То, что является общим для наибольшего числа людей, получает наименьшее внимание. Люди больше всего внимания уделяют тому, что принадлежит им: они меньше заботятся о том, что является общим.
Аристотель
Представьте, что мы с вами – жители одной деревни. Через пару дней большой праздник, накроем столы, усядемся вместе и будем пир-пировать, а потом танцевать до упаду. Отрыв, братание, гужбан-черешня. Но так как с централизованным выносом ликёро-водочного не срослось, то алкогольный фонд будет чисто народным – с каждого дома по ведру водки. Наберём большую бочку, чтобы на всё село хватило, и гуляй, рванина, ебашь, рви душу.
И тут кому-то в голову, сидя дома при свете лучины, приходит хитрая мысль, что никто в бочке водки не заметит ведра воды, правда ведь? И таких “умных” – вся деревня. Дальше можете сами додумать.
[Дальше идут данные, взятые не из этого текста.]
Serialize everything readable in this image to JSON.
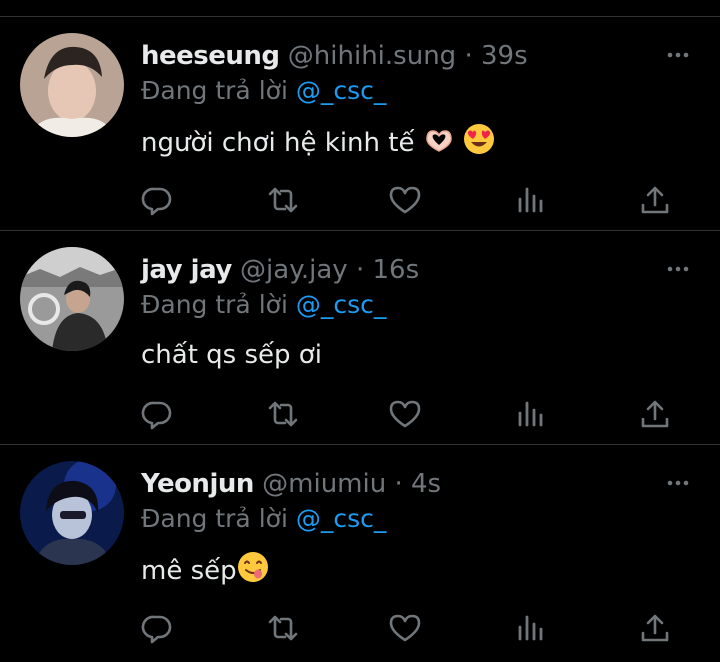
{
  "tweets": [
    {
      "name": "heeseung",
      "handle": "@hihihi.sung",
      "separator": "·",
      "time": "39s",
      "reply_prefix": "Đang trả lời",
      "reply_to": "@_csc_",
      "text": "người chơi hệ kinh tế",
      "emojis": [
        "heart-hands-emoji",
        "heart-eyes-emoji"
      ]
    },
    {
      "name": "jay jay",
      "handle": "@jay.jay",
      "separator": "·",
      "time": "16s",
      "reply_prefix": "Đang trả lời",
      "reply_to": "@_csc_",
      "text": "chất qs sếp ơi",
      "emojis": []
    },
    {
      "name": "Yeonjun",
      "handle": "@miumiu",
      "separator": "·",
      "time": "4s",
      "reply_prefix": "Đang trả lời",
      "reply_to": "@_csc_",
      "text": "mê sếp",
      "emojis": [
        "yum-emoji"
      ]
    }
  ],
  "colors": {
    "background": "#000000",
    "text": "#e7e9ea",
    "muted": "#71767b",
    "accent": "#1d9bf0",
    "divider": "#2f3336"
  },
  "icons": [
    "reply-icon",
    "retweet-icon",
    "like-icon",
    "views-icon",
    "share-icon",
    "more-icon"
  ]
}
Более каноничная иллюстрация ситуации заключается в общем пастбище для скота. У каждого есть корова, которую он выводит пастись. Травка зеленеет, солнышко блестит, брейгелевская идиллия сельского края. Пока кому-то в голову не приходит мысль, что одной коровы маловато. А у соседа вообще три. Пастбище общее, читай “ничейное”. Никто ничего никому ограничивать не в праве. Я, мне, моё, хочу. Трава закончилась, корову можно под нож.
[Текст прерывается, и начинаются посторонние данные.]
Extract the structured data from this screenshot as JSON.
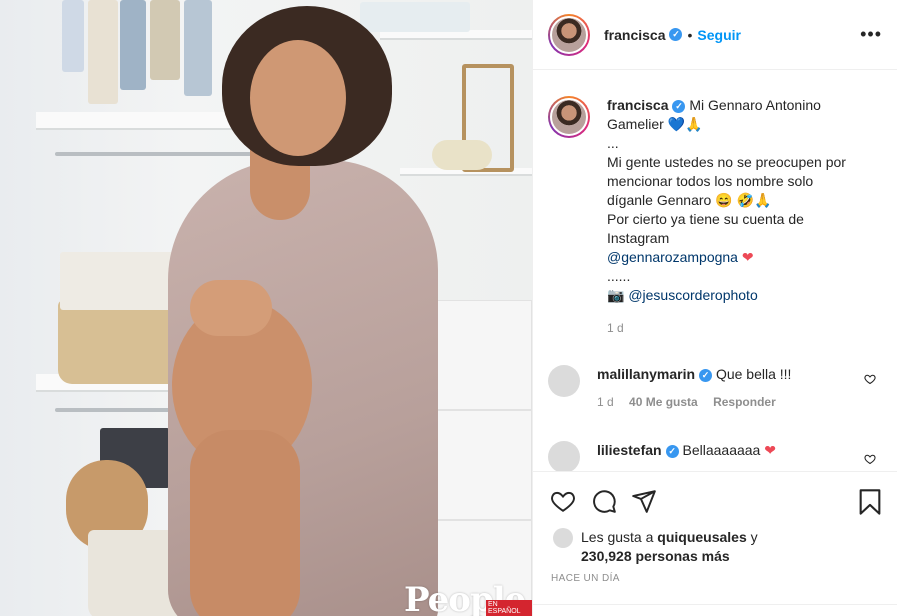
{
  "post": {
    "author": "francisca",
    "follow_label": "Seguir",
    "separator": "•",
    "more_label": "•••",
    "photo_watermark": "People",
    "photo_watermark_tag": "EN ESPAÑOL"
  },
  "caption": {
    "username": "francisca",
    "lines": [
      "Mi Gennaro Antonino",
      "Gamelier",
      "...",
      "Mi gente ustedes no se preocupen por",
      "mencionar todos los nombre solo",
      "díganle Gennaro 😄 🤣🙏",
      "Por cierto ya tiene su cuenta de",
      "Instagram"
    ],
    "line2_emoji": "💙🙏",
    "mention_1": "@gennarozampogna",
    "mention_1_emoji": "❤",
    "dots": "......",
    "camera_emoji": "📷",
    "mention_2": "@jesuscorderophoto",
    "time": "1 d"
  },
  "comments": [
    {
      "username": "malillanymarin",
      "text": "Que bella !!!",
      "time": "1 d",
      "likes": "40 Me gusta",
      "reply": "Responder"
    },
    {
      "username": "liliestefan",
      "text": "Bellaaaaaaa",
      "emoji": "❤"
    }
  ],
  "likes": {
    "prefix": "Les gusta a",
    "user": "quiqueusales",
    "connector": "y",
    "others": "230,928 personas más"
  },
  "timestamp": "HACE UN DÍA",
  "colors": {
    "link_blue": "#0095f6",
    "verified": "#3897f0",
    "mention": "#00376b",
    "heart": "#ed4956"
  },
  "icons": [
    "verified-icon",
    "more-icon",
    "like-icon",
    "comment-icon",
    "share-icon",
    "save-icon"
  ]
}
В этом и заключается трагедия. Каждый человек заперт в системе, которая заставляет его неограниченно увеличивать свое стадо – в мире, который ограничен. Разрушение – это цель, к которой устремляются все люди, каждый из которых преследует свои собственные интересы в обществе, верящем в свободу общего пользования.
Гаррет Хардин, “Трагедия общин”
Как метафору, трагедию общества не следует воспринимать слишком буквально. “Трагедия” – не в общепринятом или театральном смысле этого слова и не осуждение процессов, которые к ней приводят. Аналогичным образом, использование Хардином слова “общины” часто понималось неправильно, что привело к тому, что позже он заметил, что ему следовало бы озаглавить свою работу “Трагедия нерегулируемых общин”. Сама статья Хардина вышедшая в 1968 году ознаменовала собой принятие широкой общественностью термина “commons”, для обозначения общих ресурсов (shared resources).
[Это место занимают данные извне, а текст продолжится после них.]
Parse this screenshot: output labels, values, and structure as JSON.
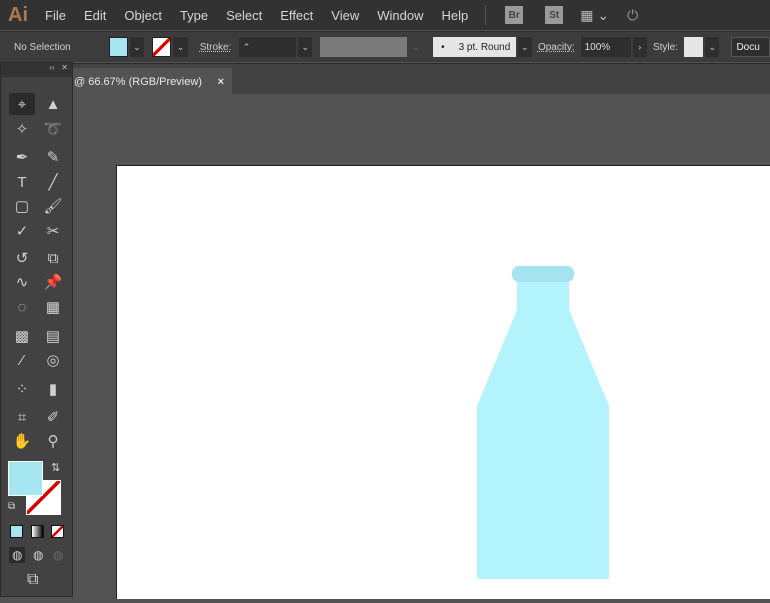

Элинор Остром, политэкономист и первая в мире женщина получившая Нобелевскую премию в области экономики, считала, что трагедия общин не так распространена и не так трудноразрешима, как утверждал Хардин. И доказывала это на примерах локальных общин, чьи жители часто сами придумывали способы решения этой проблем: фермеры в Швейцарских Альпах, кочевые скотоводы Африки и Ближнего востока или Автономные Муниципалитеты Сапатистов Чьяпас. Экономические и социальные структуры предлагаемые Остром в качестве альтернативы существующим, основаны на идеях анархизма, либертарианства и экологического социализма. А проклятые капиталисты предлагают в качестве решения “ничейности” приватизацию, которая, как известно, заканчивается “проклятием ресурсов” – у вас есть нефть, ископаемые, древесина, whatever? Мы идём к вам! Договоримся с вашим правительством, занесём чемодан денег, и будем ваш ресурс добывать. А если мы и есть ваше правительство, то тем хуже для вас, ахах сучки.
Весь ужас ситуации в том, что глобальная экосистема – это те самые, простите за антропоцентричный эгоизм, общие ресурсы. Атмосфера, биосфера, геосфера – ничто из этого не бесконечно. Мы либо расходуем, либо портим общий ресурс. И нас всё больше.
Нефть, которая в недрах — она наша. А та, которая разлилась в результате проёба или бедствия — ничейная. Антарктический ледяной щит — он общечеловеческий. Как озоновый слой и биоразнообразие. То есть, ничейный. Как и уровень мирового океана.
И пока мы ищем адекватное решение трагедии общин, недра истощаются, биоразнообразие на пороге шестого, Голоценового вымирания, а уровень мирового океана неумолимо подымается.
Вы подметаете свою лестничную площадку?